Monday 22 February 2010

New Fairy Tales

I am delighted to announce that I am now the Associate Poetry Editor for New Fairy Tales magazine - www.newfairytales.co.uk and excited to be working with Editor Claire Massey and fellow Associate Editor Andy Hedgecock, who also currently works on seminal British Sci-Fi mag Interzone. Check out Claire's blog The Fairy Tale Cupboard which is chock full of brilliant links, articles and thoughts on all things fairytaley.

I also attended Prof Ronald Hutton's talk on the history of the fairy tale in Britain last week at the Barbican which was a useful reminder of the social functions of fairy tales (to stop people from doing dangerous things or meeting dangerous people; to provide a framework that describes psychological and cultural events such as postnatal depression, or as a structure to frame the treatment of disablement, for instance) as well as the more supernatural explanations.

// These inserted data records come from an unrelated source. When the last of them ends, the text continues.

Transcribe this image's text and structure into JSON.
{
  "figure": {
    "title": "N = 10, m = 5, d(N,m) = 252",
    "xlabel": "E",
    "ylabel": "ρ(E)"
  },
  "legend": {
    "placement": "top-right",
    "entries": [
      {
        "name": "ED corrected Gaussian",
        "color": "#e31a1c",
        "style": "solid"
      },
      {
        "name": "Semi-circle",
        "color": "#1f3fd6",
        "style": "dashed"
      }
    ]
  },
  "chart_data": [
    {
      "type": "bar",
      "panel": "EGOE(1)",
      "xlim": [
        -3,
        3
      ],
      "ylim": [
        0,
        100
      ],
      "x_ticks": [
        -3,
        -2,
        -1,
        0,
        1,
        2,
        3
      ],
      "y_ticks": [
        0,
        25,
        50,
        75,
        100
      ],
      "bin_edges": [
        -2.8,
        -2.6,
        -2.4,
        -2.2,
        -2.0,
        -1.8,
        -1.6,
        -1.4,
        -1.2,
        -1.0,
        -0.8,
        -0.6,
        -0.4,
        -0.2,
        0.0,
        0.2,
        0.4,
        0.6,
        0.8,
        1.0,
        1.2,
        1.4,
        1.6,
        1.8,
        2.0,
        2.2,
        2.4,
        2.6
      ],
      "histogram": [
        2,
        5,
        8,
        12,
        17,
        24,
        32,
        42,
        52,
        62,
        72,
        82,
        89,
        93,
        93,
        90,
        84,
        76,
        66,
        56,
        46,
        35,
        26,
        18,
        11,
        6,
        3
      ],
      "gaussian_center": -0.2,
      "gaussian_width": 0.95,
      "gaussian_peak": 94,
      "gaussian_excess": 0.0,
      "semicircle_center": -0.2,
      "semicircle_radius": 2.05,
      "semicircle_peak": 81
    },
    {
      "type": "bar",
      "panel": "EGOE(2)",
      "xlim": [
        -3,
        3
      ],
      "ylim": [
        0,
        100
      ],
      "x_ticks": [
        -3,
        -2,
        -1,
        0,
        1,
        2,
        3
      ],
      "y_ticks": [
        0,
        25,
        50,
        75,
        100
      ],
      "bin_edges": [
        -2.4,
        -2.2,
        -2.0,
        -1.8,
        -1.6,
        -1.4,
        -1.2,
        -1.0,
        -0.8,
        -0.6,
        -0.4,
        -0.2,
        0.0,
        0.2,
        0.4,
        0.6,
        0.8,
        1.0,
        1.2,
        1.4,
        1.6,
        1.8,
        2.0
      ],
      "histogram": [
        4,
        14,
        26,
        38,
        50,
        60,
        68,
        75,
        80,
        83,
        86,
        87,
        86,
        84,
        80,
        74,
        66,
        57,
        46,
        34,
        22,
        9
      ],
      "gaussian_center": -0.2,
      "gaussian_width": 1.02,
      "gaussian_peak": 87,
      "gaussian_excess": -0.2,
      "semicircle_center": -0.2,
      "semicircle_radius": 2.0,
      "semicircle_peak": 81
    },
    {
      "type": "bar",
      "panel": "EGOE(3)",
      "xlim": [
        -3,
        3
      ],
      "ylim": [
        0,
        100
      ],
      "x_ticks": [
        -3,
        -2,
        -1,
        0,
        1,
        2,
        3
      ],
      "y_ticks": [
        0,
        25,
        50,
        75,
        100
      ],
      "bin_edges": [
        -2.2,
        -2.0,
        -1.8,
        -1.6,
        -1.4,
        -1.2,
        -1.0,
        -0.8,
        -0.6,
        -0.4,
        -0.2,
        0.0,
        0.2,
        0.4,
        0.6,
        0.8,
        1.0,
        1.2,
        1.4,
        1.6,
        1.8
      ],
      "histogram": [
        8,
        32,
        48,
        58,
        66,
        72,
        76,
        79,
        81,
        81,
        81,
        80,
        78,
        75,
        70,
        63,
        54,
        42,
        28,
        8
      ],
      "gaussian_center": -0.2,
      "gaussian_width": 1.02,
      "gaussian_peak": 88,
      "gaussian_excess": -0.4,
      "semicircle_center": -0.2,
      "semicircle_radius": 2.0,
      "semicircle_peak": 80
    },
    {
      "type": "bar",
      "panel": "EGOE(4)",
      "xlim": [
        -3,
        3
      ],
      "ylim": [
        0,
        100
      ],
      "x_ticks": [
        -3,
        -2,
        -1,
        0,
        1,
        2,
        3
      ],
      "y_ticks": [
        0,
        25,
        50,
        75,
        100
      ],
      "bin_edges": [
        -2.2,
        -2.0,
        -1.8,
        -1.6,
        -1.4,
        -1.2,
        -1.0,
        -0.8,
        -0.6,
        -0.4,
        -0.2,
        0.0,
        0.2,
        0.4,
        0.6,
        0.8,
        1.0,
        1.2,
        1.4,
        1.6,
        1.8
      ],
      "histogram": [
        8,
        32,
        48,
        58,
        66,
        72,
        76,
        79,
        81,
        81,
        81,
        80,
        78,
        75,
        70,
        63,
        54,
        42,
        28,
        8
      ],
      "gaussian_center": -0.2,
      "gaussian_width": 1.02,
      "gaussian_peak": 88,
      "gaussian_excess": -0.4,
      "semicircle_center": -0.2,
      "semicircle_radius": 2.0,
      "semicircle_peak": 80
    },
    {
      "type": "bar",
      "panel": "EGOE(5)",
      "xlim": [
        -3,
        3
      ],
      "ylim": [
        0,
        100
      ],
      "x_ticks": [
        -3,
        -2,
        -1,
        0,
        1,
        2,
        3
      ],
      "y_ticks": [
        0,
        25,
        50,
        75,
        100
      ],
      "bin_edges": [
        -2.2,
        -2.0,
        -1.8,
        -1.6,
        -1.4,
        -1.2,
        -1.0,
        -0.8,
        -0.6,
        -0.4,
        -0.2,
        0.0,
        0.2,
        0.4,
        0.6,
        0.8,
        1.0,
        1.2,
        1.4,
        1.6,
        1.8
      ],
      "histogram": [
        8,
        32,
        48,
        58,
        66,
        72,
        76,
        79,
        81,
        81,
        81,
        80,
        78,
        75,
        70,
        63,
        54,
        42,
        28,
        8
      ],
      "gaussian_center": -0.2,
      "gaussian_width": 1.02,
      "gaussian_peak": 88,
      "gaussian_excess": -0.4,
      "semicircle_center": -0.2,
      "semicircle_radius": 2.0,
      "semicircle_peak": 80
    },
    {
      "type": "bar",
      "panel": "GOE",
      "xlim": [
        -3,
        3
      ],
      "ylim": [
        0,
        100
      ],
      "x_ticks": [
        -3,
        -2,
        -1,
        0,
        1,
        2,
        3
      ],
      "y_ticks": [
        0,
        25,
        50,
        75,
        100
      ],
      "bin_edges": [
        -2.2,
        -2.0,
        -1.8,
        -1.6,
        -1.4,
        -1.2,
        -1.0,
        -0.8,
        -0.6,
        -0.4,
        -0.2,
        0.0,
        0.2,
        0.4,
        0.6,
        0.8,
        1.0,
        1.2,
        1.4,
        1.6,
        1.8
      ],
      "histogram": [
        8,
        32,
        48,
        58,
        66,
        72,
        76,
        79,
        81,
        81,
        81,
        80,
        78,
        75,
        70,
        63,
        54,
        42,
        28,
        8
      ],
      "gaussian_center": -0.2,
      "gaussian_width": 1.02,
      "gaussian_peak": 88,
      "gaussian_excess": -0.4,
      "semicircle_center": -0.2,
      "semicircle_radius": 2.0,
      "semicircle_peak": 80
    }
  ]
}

The tone of his talk was very open and he at no point rubbished the idea of the faery as mere fantasy, acceding that there is too large a bank of strange experiences on the part of to many people for it to be dismissed out of hand. He made the interesting observation that we are the first culture not to have an explanation of fairy sightings / disturbances, regardless of what that theory might be: our common cultural approach seems to be dismissal. Like Dana Scully, I take the view that phenomenon exist, so dismissal is not an option. Most of the time there is probably an explanation - we just don't have the right frame of reference to address it properly. What we think of as science will doubtless catch up one day.

New Fairy Tales is now also accepting submissions of fiction, artwork and poetry, so if you would like your work to be considered for the May 2010 issue please visit the Submissions page of the New Fairy Tales site for more details.

Tuesday 16 February 2010

The Studio of Paula Rego

A found/cutup poem "The Studio of Paula Rego" from my now-finished second book is now online at the excellent online magazine The Literateur.

Literateur = "One who is almost obnoxiously well acquainted with literature and takes care to frequently remind you of this fact".

(Cough) I'd never be so bold.

Seeing "arch-historian" Ronald Hutton at the Barbican on Thursday. Can't wait!

Tuesday 9 February 2010

Taking a bite out of books

I've been working on a writing project called Bookbite recently, and am pleased to say that it has just launched its website, with a lovely printed book to accompany it soon. All glossy.

Bookbite is a project encouraging reading and writing in the over 60s, and I've produced some writing tips sections for it - getting started writing, writing a short story, writing your autobiography and setting up a writer's club. I'm really pleased to help such an impressive and wide reaching project. Encouraging anyone to write is very close to my heart, so it means a lot to me to be involved.